Workflow. In Acceleration Modeling, set Temperature Unit = Celsius, Import the CSV (columns Time_hours, Censor, Temperature_C), and click Fit Arrhenius Model. On the Predictions tab, enter Use Temperature = 65 °C, Stress Temperature = 125 °C, click Calculate Acceleration Factor, then set Shape at use = Common for the use-condition projection. For a deployment scenario, enter Field Deployment Time = 170,000 hours, Duty Cycle = 10% and click Calculate Reliability.
Result. The fit returns the activation energy Ea with R² ≈ 0.99 — a linear Arrhenius plot consistent with a single failure mechanism. The acceleration factor AF(125 → 65 °C) ≈ 27.7× (90% CI ≈ [2.2, 351.2] — very wide because Ea is poorly constrained by only three stress levels). At the use condition the projection gives β ≈ 2.78 (common-shape method) and η ≈ 42,952 operating hours (≈ 4.9 years continuous); B10 at use is ≈ 19,098 operating hours, or ≈ 19.1 calendar years at 1000 op-hr/yr — comfortably above the 10-year gate. Reliability at 170,000 calendar hours / 10% duty cycle ≈ 92.7%. The activation energy and Weibull shape from this fit are the inputs to Module 4 (re-entered manually — no automatic carryover).
Problem. A safety-critical brake-by-wire actuator is deployed across a 200,000-vehicle fleet operating from Alaska to Arizona. Operating temperature varies roughly 65–105 °C depending on climate, driving style, and brake load. At a $3,500 replacement cost per unit, the warranty reserve depends on how thermal variability propagates into 10-year failure rates — and on which input drives most of the uncertainty.
Workflow. Open Field Risk Assessment. On the Input tab:
- Field Stress Distribution —
Distribution = Normal,Mean = 358 K(85 °C),Std Dev = 10 K. - Life Model —
Distribution = Weibull,Shape β = 2.5,Scale η = 250,000 hours. - Acceleration Model —
Model Type = Arrhenius,Ea = 0.5 eV,Reference Temp = 358 K. - Computation Method —
Monte Carlo. Time Points —8760, 43800, 87600(1, 5, and 10 years).
Click Calculate Field Risk. The Module 2 / Module 3 references are workflow guidance; values are not carried over automatically between modules — this is a proof-of-concept reference app, so you re-enter the parameters here.
Result. The Results tab returns Field CDF, Reliability, and Hazard Rate at each time point with bootstrap 90% CIs from the Monte Carlo runs. For the inputs above the 10-year Field CDF lands at ≈ 0.11 — about 22,000 expected failures in the 200k fleet, a ≈ $77M warranty exposure at $3,500 per replacement. The Sensitivity tab tornado shows mean field temperature dominates the uncertainty; β, σ, and Ea are secondary.
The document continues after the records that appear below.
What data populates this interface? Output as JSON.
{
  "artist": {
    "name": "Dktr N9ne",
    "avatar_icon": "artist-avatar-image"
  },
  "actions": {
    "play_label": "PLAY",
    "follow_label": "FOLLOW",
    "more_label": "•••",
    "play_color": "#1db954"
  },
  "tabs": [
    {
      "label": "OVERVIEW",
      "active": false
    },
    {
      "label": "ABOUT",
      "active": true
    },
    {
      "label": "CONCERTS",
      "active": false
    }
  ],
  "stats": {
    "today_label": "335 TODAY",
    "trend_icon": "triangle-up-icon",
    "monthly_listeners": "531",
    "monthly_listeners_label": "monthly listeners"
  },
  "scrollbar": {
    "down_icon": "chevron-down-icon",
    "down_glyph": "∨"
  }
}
The actionable read: instrument a pilot fleet to validate field temperatures before refining the other inputs.
Reliability-MATLAB/
+-- +reliability/ % Function packages (all business logic)
| +-- +stats/ % Sample size, confidence intervals, Fisher's exact test
| +-- +lifedist/ % Weibull, Lognormal, Exponential fitting; Kaplan-Meier; GOF
| +-- +acceleration/ % Arrhenius acceleration modeling
| +-- +fieldrisk/ % Monte Carlo simulation, sensitivity analysis
| +-- +io/ % Data import/export (CSV, Excel)
| +-- +utils/ % ReliabilityData class, distribution helpers
+-- app/ % App Designer interactive UIs
| +-- ReliabilityMAT.mlapp % Main launcher
| +-- Life_Distribution_Fitting.mlapp
| +-- Acceleration_Modeling.mlapp
| +-- Field_risk_assess.mlapp
| +-- Statistics.mlapp
+-- data/ % Sample datasets
+-- README.md
Contribution guidance is available in CONTRIBUTING.md. External contributions may or may not be accepted; please open an issue before proposing a pull request.
The license is available in the LICENSE.txt file in this repository.